Knockainy, Co Limerick, window by William Dowling for the Harry Clarke Studios

She was also famed for her ability to heal – the blind, maimed, mute, paralysed, deranged, bulimic (I’m not making this up) and leprous all came to her in their afflictions and were healed. She healed the poor and the kingly equally.

The Brigid window, main panel, Kilrush, Co Clare. Photo courtesy of John Glynn

Here’s an interesting instance of her using her powers to ‘heal’ a pregnancy:

Another day saint Brigit by the very powerful strength of her faith blessed a woman who had fallen after a vow of integrity and whose womb was pregnant and swelling and the conception in the woman’s womb decreased and she restored her to health and repentance without childbirth or its pangs. The woman was healed and gave thanks to God.

From the Brigid window, Collon, Co Louth, probably by the Harry Clarke Studios

The Vita Prima has Brigid and Patrick as contemporaries who knew each other and there are several stories of them together. Here is one:

Patrick was preaching the word of God one day to the crowds and saint Brigit. Then everyone saw a very bright cloud coming down from the sky to the dark earth on a rainy day. Gleaming from an enormous flash of lightning, it paused for a little while at a spot nearby beside the crowd. Afterwards it went to Dun Lethglaisse where Patrick is buried. Lingering there a while longer the cloud then disappeared and the crowds did not dare ask what this extraordinary apparition meant but asked saint Brigit. And Brigit said, ‘Ask Patrick.’ When Patrick heard this he said, ‘You and I know equally well. Reveal this mystery to them.’ And Brigit said, ‘This cloud, in my opinion, is the spirit of our father St Patrick who has come to visit the places where his body will be buried and rest after his death. For his body will rest for a short while in a place nearby, and afterwards will be taken to be buried in Dun Lethglaisse and there his body will remain till the day of judgement.’ Then Patrick told Brigit to make with her own hands a linen shroud to cover his body with after his death, as he desired to rise to eternal life with that shroud. Brigit accordingly made the shroud and it was in it that St Patrick’s body was later wrapped and it is still in that place. 
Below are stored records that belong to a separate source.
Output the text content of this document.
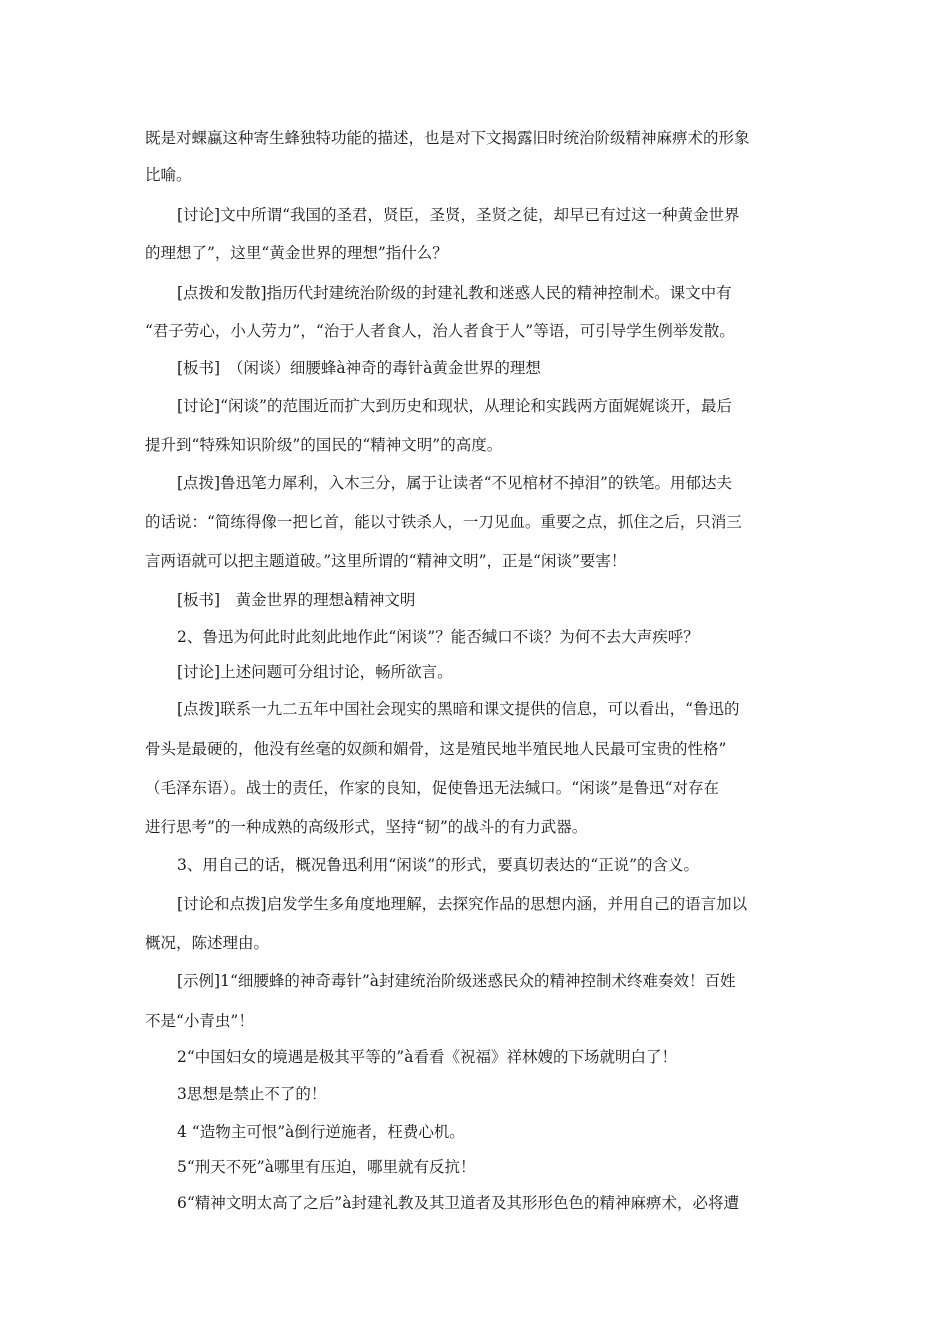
既是对蜾蠃这种寄生蜂独特功能的描述，也是对下文揭露旧时统治阶级精神麻痹术的形象

比喻。

[讨论]文中所谓“我国的圣君，贤臣，圣贤，圣贤之徒，却早已有过这一种黄金世界

的理想了”，这里“黄金世界的理想”指什么？

[点拨和发散]指历代封建统治阶级的封建礼教和迷惑人民的精神控制术。课文中有

“君子劳心，小人劳力”，“治于人者食人，治人者食于人”等语，可引导学生例举发散。

[板书]　（闲谈）细腰蜂à神奇的毒针à黄金世界的理想

[讨论]“闲谈”的范围近而扩大到历史和现状，从理论和实践两方面娓娓谈开，最后

提升到“特殊知识阶级”的国民的“精神文明”的高度。

[点拨]鲁迅笔力犀利，入木三分，属于让读者“不见棺材不掉泪”的铁笔。用郁达夫

的话说：“简练得像一把匕首，能以寸铁杀人，一刀见血。重要之点，抓住之后，只消三

言两语就可以把主题道破。”这里所谓的“精神文明”，正是“闲谈”要害！

[板书]　黄金世界的理想à精神文明

2、鲁迅为何此时此刻此地作此“闲谈”？能否缄口不谈？为何不去大声疾呼？

[讨论]上述问题可分组讨论，畅所欲言。

[点拨]联系一九二五年中国社会现实的黑暗和课文提供的信息，可以看出，“鲁迅的

骨头是最硬的，他没有丝毫的奴颜和媚骨，这是殖民地半殖民地人民最可宝贵的性格”

（毛泽东语）。战士的责任，作家的良知，促使鲁迅无法缄口。“闲谈”是鲁迅“对存在

进行思考”的一种成熟的高级形式，坚持“韧”的战斗的有力武器。

3、用自己的话，概况鲁迅利用“闲谈”的形式，要真切表达的“正说”的含义。

[讨论和点拨]启发学生多角度地理解，去探究作品的思想内涵，并用自己的语言加以

概况，陈述理由。

[示例]1“细腰蜂的神奇毒针”à封建统治阶级迷惑民众的精神控制术终难奏效！百姓

不是“小青虫”！

2“中国妇女的境遇是极其平等的”à看看《祝福》祥林嫂的下场就明白了！

3思想是禁止不了的！

4 “造物主可恨”à倒行逆施者，枉费心机。

5“刑天不死”à哪里有压迫，哪里就有反抗！

6“精神文明太高了之后”à封建礼教及其卫道者及其形形色色的精神麻痹术，必将遭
I have used St Brigid bringing the winding sheet for St Patrick in last year’s Brigid post, but here it is again. It’s from Killarney Cathedral and by Hardman.

Interestingly, the Vita Prima contains only one direct reference to Kildare, where St Brigid established her foundation. Here she is instructing her masons in how she wants it built (as a 15th century church, apparently). This one is from Armagh Cathedral and I think it’s by Mayer of Munich.

The author of the Vita Prima brings us to the end of Brigid’s life in surprisingly modern language.

But after having fought the good fight and run a successful race, saint Brigit departed this life for the kingdom of heaven escorted thither by the ranks of angels and archangels and having been accorded a place amid the choirs of patriarchs and prophets and apostles and martyrs and confessors and virgins she now possesses everlasting joy with Christ to whom, with God the Father and the Holy Spirit, be praise and glory forever and ever. Amen. 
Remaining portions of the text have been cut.